А в десять утра по вашингтонскому времени Леню разбудил телефонным звонком Десятое яйцо и напомнил, что сегодня его проводы в армию и Леня с бутылкой портвейна должен поспешить к Десятому яйцу.
Леня собрался уж уходить, но тут услышал позывные любимой передачи и голос из телевизора: «А пойдешь ты, Ваня, за своей невестой в Кощеево царство за тридевять земель…» Все дела были отброшены и забыты, на полтора часа Леня прилип к телевизору. Потом он долго топтался у зеркала, замазывая прыщи пудрой и укладывая чубчик на лоб, пока не раздался звонок в дверь. На пороге стояли Чудин-старший и Ерофей Юрьевич, которых, впрочем, Леня еще не знал и испугался, но уже через две минуты узнал и перетрусил.
— Мамочка моя, — сказал Леня, и пришла Антонина Поликарповна на подмогу.
Говорили-говорили, ругались-ругались, спорили-спорили — все без толку. Антонина Поликарповна предлагала взятку и все забыть, Ерофей Юрьевич требовал вернуть государству награбленное и покаяться в народном суде. Антонина Поликарповна заманивала мясомолочным дефицитом и привилегиями торговых работников, Ерофей Юрьевич хохотал и рассказывал, что в зоопарке живут экзотические животные, которые едят ананасы, но которые очень добрые и делятся с обслуживающим персоналом. Антонина Поликарповна угрожала ответными репрессиями и местью влиятельных знакомых, Ерофей Юрьевич отвечал: «Такие, как вы, мне носки стирают. Сказал: в тюрьму — отрезал. Подлецам там самое место». Антонина Поликарповна жаловалась, что Леню подлецом сделали «время сейчас такое» и школа, а сам он ни в чем не виноват, Ерофей Юрьевич философски замечал, что время не может произвести на свет подлеца, а может только выявить. Антонина Поликарповна умоляла пощадить неполноценного ребенка, к которому даже прохожие обращаются: «Девушка, который час?» — Ерофей Юрьевич настаивал, что ее сын ничем не лучше других неполноценных. «Все преступники неполноценные».

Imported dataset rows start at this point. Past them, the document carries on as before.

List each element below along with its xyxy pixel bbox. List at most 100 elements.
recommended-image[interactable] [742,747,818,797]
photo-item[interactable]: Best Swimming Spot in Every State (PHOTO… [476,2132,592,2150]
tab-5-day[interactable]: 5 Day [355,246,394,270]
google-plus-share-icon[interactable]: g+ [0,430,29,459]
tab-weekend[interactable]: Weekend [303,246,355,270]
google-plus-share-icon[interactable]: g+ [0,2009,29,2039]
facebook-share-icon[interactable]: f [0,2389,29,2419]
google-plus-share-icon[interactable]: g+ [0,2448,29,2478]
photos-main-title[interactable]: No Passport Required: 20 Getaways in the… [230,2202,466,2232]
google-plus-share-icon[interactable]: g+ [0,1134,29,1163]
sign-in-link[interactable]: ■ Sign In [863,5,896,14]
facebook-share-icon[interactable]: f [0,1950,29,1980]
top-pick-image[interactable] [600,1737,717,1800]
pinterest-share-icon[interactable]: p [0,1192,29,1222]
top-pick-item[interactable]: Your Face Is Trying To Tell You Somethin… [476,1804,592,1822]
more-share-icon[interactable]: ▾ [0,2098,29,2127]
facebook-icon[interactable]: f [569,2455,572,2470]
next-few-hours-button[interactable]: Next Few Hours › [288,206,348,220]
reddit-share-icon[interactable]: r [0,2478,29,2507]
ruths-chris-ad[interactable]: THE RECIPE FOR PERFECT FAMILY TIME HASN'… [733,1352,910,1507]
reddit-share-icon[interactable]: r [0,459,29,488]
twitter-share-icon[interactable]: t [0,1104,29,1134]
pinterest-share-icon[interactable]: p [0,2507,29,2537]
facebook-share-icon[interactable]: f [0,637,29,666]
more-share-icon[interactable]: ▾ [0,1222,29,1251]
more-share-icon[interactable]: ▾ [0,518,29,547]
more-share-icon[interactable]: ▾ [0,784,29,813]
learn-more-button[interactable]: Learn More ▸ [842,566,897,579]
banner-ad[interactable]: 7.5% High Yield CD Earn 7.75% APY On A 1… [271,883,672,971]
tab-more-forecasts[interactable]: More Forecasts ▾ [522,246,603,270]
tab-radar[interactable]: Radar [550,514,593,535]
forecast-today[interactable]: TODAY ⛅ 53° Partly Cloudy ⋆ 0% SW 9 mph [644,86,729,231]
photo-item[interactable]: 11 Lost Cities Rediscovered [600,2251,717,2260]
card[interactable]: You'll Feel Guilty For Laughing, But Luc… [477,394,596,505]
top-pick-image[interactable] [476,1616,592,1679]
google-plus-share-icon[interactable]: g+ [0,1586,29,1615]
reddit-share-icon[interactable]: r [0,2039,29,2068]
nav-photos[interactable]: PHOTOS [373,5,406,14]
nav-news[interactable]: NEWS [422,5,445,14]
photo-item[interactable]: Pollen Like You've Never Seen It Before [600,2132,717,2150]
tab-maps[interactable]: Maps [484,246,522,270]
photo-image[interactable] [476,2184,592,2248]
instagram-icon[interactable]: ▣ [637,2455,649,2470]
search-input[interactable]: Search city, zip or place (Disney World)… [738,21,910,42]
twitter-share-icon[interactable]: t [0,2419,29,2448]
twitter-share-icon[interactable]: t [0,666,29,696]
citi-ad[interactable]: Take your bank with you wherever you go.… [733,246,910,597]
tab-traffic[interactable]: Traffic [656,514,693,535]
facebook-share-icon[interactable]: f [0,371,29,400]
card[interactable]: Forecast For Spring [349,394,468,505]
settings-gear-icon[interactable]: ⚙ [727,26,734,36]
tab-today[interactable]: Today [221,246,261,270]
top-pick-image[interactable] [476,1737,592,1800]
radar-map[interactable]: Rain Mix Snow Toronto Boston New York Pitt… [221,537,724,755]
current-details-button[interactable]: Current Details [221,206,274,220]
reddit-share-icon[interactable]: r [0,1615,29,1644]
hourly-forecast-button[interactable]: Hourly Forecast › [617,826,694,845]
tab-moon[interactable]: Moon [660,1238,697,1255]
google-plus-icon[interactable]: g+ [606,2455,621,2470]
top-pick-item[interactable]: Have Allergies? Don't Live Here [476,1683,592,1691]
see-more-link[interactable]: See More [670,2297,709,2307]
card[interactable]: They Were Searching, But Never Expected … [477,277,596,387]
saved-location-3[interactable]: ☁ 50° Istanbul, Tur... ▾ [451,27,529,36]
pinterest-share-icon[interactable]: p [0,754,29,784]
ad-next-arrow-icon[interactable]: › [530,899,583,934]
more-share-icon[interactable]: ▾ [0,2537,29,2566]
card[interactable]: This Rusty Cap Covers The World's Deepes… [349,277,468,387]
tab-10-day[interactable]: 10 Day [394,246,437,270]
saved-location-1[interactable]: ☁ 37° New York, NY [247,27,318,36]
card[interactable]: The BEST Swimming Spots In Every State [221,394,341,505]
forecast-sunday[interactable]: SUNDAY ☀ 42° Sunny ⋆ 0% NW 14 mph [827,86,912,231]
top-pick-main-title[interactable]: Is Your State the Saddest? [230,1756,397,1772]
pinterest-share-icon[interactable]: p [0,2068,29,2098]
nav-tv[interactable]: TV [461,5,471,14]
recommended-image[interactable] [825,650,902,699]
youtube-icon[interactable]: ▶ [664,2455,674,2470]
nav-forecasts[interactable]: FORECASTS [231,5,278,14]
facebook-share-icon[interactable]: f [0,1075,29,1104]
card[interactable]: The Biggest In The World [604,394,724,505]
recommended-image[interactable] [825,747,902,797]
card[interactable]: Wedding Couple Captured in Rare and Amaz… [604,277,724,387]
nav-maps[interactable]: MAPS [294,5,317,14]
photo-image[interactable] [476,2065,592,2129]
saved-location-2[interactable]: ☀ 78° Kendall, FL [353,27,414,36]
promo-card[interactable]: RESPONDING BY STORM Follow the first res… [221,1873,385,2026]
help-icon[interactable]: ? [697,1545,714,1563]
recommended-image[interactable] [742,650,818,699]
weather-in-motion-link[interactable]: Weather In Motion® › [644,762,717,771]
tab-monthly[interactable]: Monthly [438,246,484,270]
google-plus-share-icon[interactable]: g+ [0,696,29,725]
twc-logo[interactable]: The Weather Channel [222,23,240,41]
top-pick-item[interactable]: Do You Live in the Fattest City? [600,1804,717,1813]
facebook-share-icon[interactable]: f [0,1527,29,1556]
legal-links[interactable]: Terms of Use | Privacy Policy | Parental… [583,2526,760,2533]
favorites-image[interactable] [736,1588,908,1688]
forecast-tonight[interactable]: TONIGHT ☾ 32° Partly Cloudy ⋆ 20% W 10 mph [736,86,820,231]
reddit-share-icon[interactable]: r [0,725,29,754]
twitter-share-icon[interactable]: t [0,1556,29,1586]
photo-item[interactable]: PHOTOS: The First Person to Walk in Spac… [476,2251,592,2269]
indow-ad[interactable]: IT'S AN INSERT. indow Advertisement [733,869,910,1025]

Только Зиновий Аркадьевич и Леня не лезли в разговор и стояли в сторонке, как два понятых, поднятых среди ночи с постели. Чудин-старший до сих пор плохо представлял, почему влип в эту историю, сидя дома и ничего не делая дурного, а Леня случайно обнаружил, что они с Червивиным по ошибке сожгли паспорт Лени, а паспорт Аркадия — вот он, в кармане. «Но ведь у нас без документов даже справок не дают, — утешился Леня, — значит, и в тюрьму не посадят».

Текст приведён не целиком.